Burmese woman who captured assassin

Darr Sann Ye (ဓားစန်းရီ; lit. 'Knife Sann Yee'; born Sann Ye; 1933) is a Burmese woman who captured Major Zin Bo (also known as Kim Jin-su), a North Korean military officer who was involved in the Rangoon bombing of 9 October 1983. The bombing was an assassination attempt on South Korean President Chun Doo-hwan.

==Life ==
Darr Sann Ye was born in 1933 in Phaungdawthi village, Daik-U, Bago Division, Burma. Growing up during the colonial era, she was not educated. At age 14, she married Nyo Gyi, a train conductor. The couple divorced after having two daughters. She and her eldest daughter Thein Myint moved to Rangoon. She survived by selling smuggled cinema tickets there. She ran a tavern and liquor shop near Pazundaung Creek and often carried a knife for protection. She married Soe Tint, and they had a son. Three years before her husband's death, Sann Ye went to Taunggyi, Shan State in 2000, where her eldest daughter lived. She served as a nun for 16 years.

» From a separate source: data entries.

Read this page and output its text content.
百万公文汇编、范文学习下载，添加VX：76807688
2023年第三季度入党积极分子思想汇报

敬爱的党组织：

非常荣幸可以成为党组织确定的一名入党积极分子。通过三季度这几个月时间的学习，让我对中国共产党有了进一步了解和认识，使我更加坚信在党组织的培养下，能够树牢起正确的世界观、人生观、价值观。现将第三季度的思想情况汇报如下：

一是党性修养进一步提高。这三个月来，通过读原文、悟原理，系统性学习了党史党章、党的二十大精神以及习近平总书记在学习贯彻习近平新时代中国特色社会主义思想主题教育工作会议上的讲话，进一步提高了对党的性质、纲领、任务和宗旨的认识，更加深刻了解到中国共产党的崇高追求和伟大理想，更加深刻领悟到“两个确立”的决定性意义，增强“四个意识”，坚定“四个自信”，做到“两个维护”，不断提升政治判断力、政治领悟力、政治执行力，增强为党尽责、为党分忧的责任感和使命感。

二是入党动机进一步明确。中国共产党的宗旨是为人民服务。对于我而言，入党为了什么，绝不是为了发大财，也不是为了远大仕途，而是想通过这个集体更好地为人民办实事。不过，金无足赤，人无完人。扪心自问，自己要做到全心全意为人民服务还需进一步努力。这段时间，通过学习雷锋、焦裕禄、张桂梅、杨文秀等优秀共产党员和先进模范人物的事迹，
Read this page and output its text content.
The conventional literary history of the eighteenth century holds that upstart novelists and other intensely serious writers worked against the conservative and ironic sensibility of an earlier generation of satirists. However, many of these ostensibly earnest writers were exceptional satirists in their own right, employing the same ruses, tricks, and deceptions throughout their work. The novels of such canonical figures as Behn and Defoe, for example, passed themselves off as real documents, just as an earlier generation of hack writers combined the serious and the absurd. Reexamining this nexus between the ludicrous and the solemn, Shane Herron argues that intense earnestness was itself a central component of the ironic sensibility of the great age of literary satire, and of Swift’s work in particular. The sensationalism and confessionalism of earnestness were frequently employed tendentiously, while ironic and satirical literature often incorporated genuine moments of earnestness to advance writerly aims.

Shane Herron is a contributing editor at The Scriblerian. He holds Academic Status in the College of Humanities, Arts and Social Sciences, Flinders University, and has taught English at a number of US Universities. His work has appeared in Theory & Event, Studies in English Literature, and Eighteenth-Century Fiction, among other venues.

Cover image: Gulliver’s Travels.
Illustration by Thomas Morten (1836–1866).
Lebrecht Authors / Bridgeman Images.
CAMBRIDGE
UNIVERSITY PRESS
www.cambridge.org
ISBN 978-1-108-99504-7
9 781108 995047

On 10 October 1983, at 21:00, she saw a strange man diving in Nyaungtan harbour. She suspected the man was Zin Bo. She promptly jumped into the stream and captured him. She and four men, including Bo Gyi and Shwe Min Thar, propelled her to fame overnight for their heroic actions. She was honoured by the Burmese government for her hard work. As she got older, she became homeless and survived by begging on the Hledan flyover. Following the 2021 Myanmar coup d'état, she participated in anti-coup movements.

== Popular culture ==
She was portrayed by Moht Moht Myint Aung in 2009 film Darr Sann Ye. She is the subject of a documentary film by Nyein Nyein Aung which depicted her life and the capture of Zin Bo.